Apparently, famed magician David Copperfield is now on the B of A payroll, because the financials for the first quarter of 2009 for the banking giant are nothing short of magic. Come on David, you can tell us, was it sleight of hand, a great escape, or disappearing debt that resulted in B of A’s turnaround, to report a 2 + billion dollar “profit?”

According to the New York Times’ Sydney Finkelstein, the Steven Roth professor of management at the Tuck School of Business at Dartmouth College, Bank of America booked a $2.2 billion gain by increasing the value of Merrill Lynch’s assets it acquired last quarter to prices that were higher than Merrill kept them.

“Although perfectly legal, this move is also perfectly delusional, because someday soon these assets will be written down to their fair value, and it won’t be pretty,” he said.

Investors reacted by throwing tomatoes. Bank of America’s stock plunged 24 percent, as did other bank stocks. They’ve had enough. Ah yes, it is slieght of hand it seems.

This latest trick, is on the heels of many other B of A problems. The investigation by the New York Attorney General’s office into a financial conspiracy, and the ongoing questions around how forthcoming B of A president Kenneth Lewis was when he signed off on bonuses to Merrill Lynch executives, just to name a few.

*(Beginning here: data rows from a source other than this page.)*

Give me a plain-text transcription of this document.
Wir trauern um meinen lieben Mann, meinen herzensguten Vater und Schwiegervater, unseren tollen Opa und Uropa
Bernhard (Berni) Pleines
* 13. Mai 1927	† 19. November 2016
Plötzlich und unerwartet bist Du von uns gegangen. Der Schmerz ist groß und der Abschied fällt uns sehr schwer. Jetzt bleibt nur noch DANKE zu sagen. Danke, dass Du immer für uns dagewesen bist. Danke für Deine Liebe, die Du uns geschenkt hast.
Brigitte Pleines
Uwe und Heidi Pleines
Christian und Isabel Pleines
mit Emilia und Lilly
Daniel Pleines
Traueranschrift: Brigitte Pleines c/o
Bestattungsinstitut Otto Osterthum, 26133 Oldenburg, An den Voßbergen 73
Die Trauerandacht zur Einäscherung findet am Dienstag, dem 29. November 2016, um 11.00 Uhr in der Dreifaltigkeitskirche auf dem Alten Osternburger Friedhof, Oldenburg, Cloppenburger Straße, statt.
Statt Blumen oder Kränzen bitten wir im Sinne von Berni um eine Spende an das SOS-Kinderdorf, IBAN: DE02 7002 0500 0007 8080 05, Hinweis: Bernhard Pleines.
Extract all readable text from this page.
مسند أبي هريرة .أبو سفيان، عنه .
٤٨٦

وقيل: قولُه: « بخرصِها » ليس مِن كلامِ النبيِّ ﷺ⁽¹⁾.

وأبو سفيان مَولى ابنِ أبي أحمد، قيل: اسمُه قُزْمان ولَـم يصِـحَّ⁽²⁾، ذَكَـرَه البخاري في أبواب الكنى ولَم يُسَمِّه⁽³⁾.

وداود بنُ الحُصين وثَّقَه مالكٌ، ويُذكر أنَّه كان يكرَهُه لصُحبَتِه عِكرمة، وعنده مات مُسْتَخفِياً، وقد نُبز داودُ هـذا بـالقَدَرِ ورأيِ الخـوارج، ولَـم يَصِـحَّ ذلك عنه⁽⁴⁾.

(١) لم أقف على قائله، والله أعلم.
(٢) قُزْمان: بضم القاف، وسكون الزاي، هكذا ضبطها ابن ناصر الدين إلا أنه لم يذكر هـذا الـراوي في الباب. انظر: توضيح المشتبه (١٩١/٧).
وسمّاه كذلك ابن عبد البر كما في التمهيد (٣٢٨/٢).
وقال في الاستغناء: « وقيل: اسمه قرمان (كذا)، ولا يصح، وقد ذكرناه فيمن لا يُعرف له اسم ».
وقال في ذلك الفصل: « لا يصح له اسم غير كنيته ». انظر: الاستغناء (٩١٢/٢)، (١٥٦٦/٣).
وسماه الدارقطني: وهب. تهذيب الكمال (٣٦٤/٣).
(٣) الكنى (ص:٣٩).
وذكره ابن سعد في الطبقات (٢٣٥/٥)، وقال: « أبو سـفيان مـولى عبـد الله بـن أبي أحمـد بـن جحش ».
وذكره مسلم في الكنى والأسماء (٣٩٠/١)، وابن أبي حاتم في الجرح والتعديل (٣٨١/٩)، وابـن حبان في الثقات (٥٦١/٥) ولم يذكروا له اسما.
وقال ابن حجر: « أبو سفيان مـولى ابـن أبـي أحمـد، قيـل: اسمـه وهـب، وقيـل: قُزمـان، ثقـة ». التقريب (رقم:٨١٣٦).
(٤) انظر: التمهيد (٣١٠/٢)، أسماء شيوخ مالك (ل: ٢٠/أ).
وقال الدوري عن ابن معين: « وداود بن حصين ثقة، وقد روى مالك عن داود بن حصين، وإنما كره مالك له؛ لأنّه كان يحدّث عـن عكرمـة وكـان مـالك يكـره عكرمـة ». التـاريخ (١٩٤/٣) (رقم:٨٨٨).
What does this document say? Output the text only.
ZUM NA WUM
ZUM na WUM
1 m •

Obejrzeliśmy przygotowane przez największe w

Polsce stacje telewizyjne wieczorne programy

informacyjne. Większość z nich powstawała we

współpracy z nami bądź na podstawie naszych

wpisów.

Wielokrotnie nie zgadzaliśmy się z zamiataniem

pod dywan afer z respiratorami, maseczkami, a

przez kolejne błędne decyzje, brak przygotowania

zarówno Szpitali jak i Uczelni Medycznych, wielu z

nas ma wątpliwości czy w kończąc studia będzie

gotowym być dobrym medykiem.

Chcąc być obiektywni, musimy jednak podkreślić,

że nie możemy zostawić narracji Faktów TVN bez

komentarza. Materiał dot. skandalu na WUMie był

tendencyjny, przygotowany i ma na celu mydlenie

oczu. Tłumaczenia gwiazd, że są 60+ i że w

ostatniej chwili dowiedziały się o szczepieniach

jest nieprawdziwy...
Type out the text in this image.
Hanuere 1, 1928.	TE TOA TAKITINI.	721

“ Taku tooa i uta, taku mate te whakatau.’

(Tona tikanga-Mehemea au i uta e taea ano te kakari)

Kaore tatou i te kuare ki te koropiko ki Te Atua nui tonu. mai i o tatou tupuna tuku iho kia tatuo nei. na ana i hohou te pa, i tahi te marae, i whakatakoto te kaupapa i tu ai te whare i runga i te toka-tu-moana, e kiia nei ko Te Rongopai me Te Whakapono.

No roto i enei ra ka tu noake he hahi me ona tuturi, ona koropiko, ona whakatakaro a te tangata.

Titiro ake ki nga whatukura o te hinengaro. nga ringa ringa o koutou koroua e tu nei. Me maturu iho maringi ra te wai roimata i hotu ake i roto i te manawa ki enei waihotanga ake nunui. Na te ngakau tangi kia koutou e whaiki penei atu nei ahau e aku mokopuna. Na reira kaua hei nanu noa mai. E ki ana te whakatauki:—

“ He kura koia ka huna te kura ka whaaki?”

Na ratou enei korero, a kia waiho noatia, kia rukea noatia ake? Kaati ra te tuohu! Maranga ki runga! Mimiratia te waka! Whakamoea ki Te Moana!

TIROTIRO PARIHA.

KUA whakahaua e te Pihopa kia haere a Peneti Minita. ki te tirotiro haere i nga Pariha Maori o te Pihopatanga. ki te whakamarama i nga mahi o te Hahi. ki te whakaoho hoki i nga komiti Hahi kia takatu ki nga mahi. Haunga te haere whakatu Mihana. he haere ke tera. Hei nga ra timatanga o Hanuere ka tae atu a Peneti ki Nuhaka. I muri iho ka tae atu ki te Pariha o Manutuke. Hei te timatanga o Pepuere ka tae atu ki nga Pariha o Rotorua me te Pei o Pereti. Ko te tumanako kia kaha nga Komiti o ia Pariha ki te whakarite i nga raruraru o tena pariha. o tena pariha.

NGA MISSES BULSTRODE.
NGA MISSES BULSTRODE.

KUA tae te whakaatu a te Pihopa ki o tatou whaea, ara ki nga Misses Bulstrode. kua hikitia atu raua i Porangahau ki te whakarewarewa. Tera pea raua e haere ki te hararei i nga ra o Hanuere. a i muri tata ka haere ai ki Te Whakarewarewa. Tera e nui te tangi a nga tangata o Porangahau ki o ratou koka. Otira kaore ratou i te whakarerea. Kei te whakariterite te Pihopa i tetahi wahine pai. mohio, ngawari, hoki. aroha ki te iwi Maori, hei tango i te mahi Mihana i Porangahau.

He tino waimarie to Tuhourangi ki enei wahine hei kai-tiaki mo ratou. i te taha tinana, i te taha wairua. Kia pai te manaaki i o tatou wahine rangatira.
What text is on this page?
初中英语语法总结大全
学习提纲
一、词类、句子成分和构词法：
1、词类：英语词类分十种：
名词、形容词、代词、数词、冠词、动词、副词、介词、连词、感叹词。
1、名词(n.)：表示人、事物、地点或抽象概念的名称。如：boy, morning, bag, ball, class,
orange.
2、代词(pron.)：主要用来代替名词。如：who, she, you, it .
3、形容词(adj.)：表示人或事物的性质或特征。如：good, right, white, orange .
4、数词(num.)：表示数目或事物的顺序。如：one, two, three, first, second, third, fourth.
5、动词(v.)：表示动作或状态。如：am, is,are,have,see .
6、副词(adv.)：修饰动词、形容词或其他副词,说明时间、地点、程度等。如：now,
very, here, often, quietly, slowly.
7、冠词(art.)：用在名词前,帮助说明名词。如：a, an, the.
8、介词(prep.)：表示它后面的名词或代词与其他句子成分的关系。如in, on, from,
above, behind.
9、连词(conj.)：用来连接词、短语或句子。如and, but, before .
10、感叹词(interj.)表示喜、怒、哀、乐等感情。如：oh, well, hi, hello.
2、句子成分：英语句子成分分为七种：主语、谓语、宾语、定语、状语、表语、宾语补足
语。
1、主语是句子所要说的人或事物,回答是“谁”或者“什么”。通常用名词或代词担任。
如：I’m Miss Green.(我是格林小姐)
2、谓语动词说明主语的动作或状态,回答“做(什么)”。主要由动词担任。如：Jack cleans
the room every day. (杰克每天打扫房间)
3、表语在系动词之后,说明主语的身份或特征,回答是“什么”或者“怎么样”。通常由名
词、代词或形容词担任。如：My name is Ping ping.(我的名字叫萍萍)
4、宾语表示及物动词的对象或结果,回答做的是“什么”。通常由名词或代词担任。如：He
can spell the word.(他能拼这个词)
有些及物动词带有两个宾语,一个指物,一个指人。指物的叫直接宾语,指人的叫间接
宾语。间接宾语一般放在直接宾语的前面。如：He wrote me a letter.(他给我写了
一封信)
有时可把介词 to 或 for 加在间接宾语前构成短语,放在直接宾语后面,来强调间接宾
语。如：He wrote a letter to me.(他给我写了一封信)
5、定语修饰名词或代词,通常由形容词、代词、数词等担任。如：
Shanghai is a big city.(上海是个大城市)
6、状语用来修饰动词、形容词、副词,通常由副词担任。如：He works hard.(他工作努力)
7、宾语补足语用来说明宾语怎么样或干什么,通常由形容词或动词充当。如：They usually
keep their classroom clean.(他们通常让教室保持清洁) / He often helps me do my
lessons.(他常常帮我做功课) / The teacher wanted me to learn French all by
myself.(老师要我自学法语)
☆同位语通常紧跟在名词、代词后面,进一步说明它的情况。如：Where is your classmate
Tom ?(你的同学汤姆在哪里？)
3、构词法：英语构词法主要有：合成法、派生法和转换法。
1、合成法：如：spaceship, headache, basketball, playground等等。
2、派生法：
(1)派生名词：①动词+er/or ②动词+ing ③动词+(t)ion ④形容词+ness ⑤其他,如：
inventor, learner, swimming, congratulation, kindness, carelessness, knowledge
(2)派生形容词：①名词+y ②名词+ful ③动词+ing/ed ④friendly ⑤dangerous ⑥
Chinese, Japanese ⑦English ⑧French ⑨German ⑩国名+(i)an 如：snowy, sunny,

Here’s a financial institution that went from receiving an exorbitant amount of federal bail-out funds to reporting a profit of billions, before the ink of the signing of the loans was even dry.

Why did Bank of America adjust its figures to reflect this amazing turnaround? It may simply be more of Lewis’ arrogance, an effort of the B of A board of directors to put on a “happy face,” or an effort to redirect public and stockholders attention away from their own internal strife. Or just maybe it is some other type of leverage approach. All that i know for certain, (based on the history of B of A in recent times) is that the manipulation of their financial figures has an ulterior motive.

Whatever the reason or reasons may be, it stinks. You’re either broke or your not, and any paper manipulations only serve to raise both the ire and the suspicion of people like you and me.

Then again, maybe it’s all simply black magic. Whatever it is, those of us affected by these shenanigans can rest easy. Whatever the motive of B of A is will come to light under the intense scrutiny of transparency, right? …..Yea, right!